The Sea of Tranquility
“The Sea of Tranquility”(2025) is a collection of photographs taken in 2022 in the redevelopment areas of Incheon. The images were shot on 4×5 large–format black–and–white film, and the developed negatives were painted with black to create the sky. Every month, ten of these photographs were sent to NASA—information that is entirely meaningless, requested by no one, and read by no one.
Babel x Babel
“Babel x Babel” is an artwork themed around the climate crisis, consisting of interactive web art and a video. The thumbnail image is a scene from the video capturing the moment the Tower of Babel rises in the heart of Seoul. Premiering at the “Bandi Walk” exhibition at the National Asian Culture Center in 2022, it has since been exhibited at the National Assembly of South Korea, South Africa, and the UAE. Learn more at https://www.babelxbabel.com/
2025 New Year’s Greeting Cards
This card was created by extracting the shapes of the numbers 2, 0, 2, and 5 from everyday photographs taken throughout 2024, and recombining them to form the year 2025.
Nopo Table
《Nopo Table》 is an archival art book that explores image-based experiments derived from photographs of dishes at long-standing local eateries (Nopo) visited between 2022 and 2025. Rather than merely presenting food as “appetizing,” the project focuses on visually reconstructing the sensory atmosphere of each space.
Breath coffee works
The task was complex and fascinating – create modern and cool identity for cafe, while at the same time keeping the Korean heritage element. So, I immersed myself in Korean culture and its vibe. Much research and many conversation later, we found the core graphic identity of «Breath» – Jogakbo* as main principle for the brand system. Jogakbo becomes the patchwork for typography, logo cloud pattern and colour palette.
Artificial Tears
This poster was created for the “Artificial Tears” exhibition at Museum Head. It explores the contrast between images that are ephemeral and disappear after the exhibition, and those that leave lasting traces over time, articulated through graphic contrast and lyrical typography.
Kyma Brand Identity
A new sense of balance that preserves classical structures while intentionally breaking the mold, a New Classic visual that allows experimentation and imperfection to coexist within sophisticated formal beauty.
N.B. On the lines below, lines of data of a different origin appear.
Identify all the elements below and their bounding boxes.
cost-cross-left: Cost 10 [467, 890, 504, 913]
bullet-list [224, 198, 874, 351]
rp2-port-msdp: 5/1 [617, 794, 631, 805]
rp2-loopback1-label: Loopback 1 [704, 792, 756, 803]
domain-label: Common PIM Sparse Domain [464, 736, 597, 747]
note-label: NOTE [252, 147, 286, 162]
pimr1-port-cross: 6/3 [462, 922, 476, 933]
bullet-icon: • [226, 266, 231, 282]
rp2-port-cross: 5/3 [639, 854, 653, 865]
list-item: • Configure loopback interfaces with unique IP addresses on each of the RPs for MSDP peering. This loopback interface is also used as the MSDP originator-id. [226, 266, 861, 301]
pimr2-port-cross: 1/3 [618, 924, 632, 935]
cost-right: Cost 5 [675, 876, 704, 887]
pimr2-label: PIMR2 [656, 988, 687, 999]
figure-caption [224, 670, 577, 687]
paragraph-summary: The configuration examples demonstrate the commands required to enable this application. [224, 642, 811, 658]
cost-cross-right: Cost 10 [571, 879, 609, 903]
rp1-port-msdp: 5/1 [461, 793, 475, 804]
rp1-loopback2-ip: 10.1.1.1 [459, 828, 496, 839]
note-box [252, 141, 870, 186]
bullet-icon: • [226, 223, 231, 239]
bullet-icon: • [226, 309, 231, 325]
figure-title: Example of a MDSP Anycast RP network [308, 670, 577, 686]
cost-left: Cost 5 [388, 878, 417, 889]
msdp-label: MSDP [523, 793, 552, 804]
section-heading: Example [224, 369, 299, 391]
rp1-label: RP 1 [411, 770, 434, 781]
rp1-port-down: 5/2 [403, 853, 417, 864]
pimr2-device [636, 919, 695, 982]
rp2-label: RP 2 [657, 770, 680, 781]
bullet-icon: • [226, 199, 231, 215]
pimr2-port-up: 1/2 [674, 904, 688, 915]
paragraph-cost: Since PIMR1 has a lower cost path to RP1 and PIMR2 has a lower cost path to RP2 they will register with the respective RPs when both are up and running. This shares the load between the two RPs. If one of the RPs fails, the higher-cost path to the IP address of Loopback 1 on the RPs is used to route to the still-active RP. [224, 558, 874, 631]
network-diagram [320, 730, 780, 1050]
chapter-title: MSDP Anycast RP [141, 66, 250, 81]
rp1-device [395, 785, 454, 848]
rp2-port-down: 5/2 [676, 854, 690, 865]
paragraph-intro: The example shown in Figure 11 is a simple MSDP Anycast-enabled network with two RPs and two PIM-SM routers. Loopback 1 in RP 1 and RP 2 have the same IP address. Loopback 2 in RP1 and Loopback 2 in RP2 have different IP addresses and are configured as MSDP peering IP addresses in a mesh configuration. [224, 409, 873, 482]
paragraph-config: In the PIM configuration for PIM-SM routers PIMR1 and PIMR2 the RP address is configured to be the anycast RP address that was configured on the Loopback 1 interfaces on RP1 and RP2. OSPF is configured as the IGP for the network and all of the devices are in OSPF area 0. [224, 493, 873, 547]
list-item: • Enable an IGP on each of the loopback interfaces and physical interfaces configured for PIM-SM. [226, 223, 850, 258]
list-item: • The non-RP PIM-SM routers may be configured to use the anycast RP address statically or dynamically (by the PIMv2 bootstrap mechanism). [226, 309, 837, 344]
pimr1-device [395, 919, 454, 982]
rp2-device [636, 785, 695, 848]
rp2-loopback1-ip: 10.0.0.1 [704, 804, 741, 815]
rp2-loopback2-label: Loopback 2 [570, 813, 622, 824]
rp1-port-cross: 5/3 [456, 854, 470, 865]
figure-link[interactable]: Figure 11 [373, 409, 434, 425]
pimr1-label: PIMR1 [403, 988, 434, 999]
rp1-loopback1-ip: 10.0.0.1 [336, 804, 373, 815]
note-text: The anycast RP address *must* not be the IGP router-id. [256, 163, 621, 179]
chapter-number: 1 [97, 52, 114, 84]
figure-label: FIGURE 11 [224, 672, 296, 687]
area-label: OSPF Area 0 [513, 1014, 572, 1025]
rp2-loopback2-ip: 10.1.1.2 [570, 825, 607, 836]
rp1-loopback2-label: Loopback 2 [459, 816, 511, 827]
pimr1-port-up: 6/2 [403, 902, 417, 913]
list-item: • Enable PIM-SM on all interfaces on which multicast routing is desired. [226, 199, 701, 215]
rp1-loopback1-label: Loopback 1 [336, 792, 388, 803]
Kyma is the music production studio in Seoul, Korea.
“A Controlled System with Emotional Noise”
JJoMaeJang
A landscape woven from tiny, precious dots. Using oil pastel pointillism, I visualized the gathering of local farmers, creators, and visitors. Every hand-pressed dot functions as an organic building block, forming a warm, scalable identity that bridges the community of Yeongwol.
Dadakdadak Market: Baeksanghoe
Selected for Dadakdadak Market: Baeksanghoe (百象會), this poster responds to the theme “Selling What Doesn’t Exist.” By layering past and present shop names from Suwon Nammun Market, it constructs a new typographic landscape that reflects the market’s history and adaptability, symbolically presenting its intangible cultural value as a form of exchange.